Un espace d’usage est nécessaire devant chaque équipement ou aménagement situé le long du cheminement afin d’en permettre l’atteinte et l’usage.

Les caractéristiques dimensionnelles de ces espaces sont définies par l’arrêté9.

4 – Sécurité

Le sol ou le revêtement de sol du cheminement accessible doit être non meuble, non glissant, non réfléchissant et sans obstacle à la roue.

Les trous et fentes situés dans le sol ont une largeur ou un diamètre ≤ 2 cm.

Il doit être libre de tout obstacle et afin d’être repérables et d’éviter le danger de choc, les éléments éventuels qui ne peuvent pas être mis en dehors du cheminement doivent prévoir, s’ils sont suspendus au-dessus du cheminement, un passage libre d’au moins 2,20 m de hauteur au-dessus du sol. S’ils sont implantés, un dispositif de détection permettant de prévenir du danger de choc doit être prévu. Il doit être situé dans la zone de balayage d’une canne blanche, être contrasté par rapport à son environnement immédiat, présenter des angles arrondis et ne pas présenter d’arête vive. Les caractéristiques techniques de ce dispositif sont précisées par l’arrêté10.

Afin de pouvoir être repérés et détectés par les personnes aveugles ou malvoyantes, le mobilier, les bornes et poteaux ont des caractéristiques précisées par l’arrêté11.

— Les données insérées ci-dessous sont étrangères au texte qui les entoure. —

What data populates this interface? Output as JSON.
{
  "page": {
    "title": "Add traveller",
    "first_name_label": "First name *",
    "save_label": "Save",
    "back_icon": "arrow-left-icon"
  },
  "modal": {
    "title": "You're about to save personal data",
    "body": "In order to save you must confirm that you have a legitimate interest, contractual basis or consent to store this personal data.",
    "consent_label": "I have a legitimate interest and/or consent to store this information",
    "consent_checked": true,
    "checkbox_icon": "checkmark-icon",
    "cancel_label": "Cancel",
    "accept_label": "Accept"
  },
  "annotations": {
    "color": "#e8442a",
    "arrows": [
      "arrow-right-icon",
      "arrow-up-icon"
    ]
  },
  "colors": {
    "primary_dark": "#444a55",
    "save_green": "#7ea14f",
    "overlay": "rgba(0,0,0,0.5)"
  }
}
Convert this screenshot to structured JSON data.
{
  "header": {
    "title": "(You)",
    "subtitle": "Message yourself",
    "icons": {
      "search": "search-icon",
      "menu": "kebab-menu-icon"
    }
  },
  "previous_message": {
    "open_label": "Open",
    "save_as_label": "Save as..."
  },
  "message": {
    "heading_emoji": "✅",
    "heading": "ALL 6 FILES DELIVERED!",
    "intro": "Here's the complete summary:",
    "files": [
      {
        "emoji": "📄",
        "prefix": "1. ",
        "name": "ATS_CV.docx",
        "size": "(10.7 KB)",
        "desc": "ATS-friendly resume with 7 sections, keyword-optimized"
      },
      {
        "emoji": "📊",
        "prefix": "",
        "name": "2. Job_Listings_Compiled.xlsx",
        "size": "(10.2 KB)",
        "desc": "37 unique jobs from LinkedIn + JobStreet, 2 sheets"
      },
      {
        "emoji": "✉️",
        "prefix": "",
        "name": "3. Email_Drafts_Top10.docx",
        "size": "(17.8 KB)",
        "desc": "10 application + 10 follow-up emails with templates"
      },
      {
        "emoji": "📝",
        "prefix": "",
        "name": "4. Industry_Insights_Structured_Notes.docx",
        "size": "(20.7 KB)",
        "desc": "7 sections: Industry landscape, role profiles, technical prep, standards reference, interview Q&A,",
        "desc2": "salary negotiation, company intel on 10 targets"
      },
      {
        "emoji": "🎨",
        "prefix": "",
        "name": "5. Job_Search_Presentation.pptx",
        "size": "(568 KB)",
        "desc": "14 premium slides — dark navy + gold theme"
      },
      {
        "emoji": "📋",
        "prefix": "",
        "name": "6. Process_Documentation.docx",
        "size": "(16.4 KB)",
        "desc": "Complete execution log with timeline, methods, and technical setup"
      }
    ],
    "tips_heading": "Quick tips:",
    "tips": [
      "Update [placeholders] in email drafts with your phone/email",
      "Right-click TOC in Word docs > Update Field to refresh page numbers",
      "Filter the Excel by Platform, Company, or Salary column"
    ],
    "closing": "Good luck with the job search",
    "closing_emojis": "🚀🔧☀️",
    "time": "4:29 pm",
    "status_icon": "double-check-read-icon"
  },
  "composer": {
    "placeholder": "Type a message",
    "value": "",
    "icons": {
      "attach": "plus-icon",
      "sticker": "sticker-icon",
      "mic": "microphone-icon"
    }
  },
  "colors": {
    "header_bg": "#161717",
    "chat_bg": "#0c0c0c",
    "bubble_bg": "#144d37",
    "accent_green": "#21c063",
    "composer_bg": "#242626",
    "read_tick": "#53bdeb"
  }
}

Lorsqu’il est bordé à une distance < 0,90 m par une rupture de niveau vers le bas d’une hauteur de plus de 0,25 m, un dispositif de protection est implanté afin d’alerter les personnes du risque de chute.

Lorsqu’un escalier est situé dans un espace de circulation, la partie située en dessous de 2,20 m, si elle n’est pas fermée, est visuellement contrastée, comporte un rappel tactile dans la zone de balayage d’une canne blanche et est réalisée de manière à prévenir les dangers de chocs pour des personnes aveugles ou malvoyantes.

Les parois vitrées sur les cheminements ou en bordure immédiate sont repérables par des personnes de toutes tailles à l’aide d’éléments visuels contrastés par rapport à l’environnement immédiat et visibles de part et d’autre de la paroi.

Toute volée d’escalier comportant trois marches ou plus répond aux exigences applicables aux escaliers précisées par l’arrêté12, à l’exception de la disposition concernant l’éclairage.

De même, toute volée d’escalier comportant moins de trois marches répond aux exigences précisées par l’arrêté13, à l’exception de la disposition concernant l’éclairage.

Le dispositif d’éveil de la vigilance14 doit respecter les dispositions décrites par l’arrêté15. Lorsqu’un cheminement accessible croise un itinéraire emprunté par des véhicules, la co-visibilité entre les conducteurs et les piétons doit être garantie afin de permettre à chacun de pouvoir évaluer la possibilité de franchir le croisement sans risque de collision.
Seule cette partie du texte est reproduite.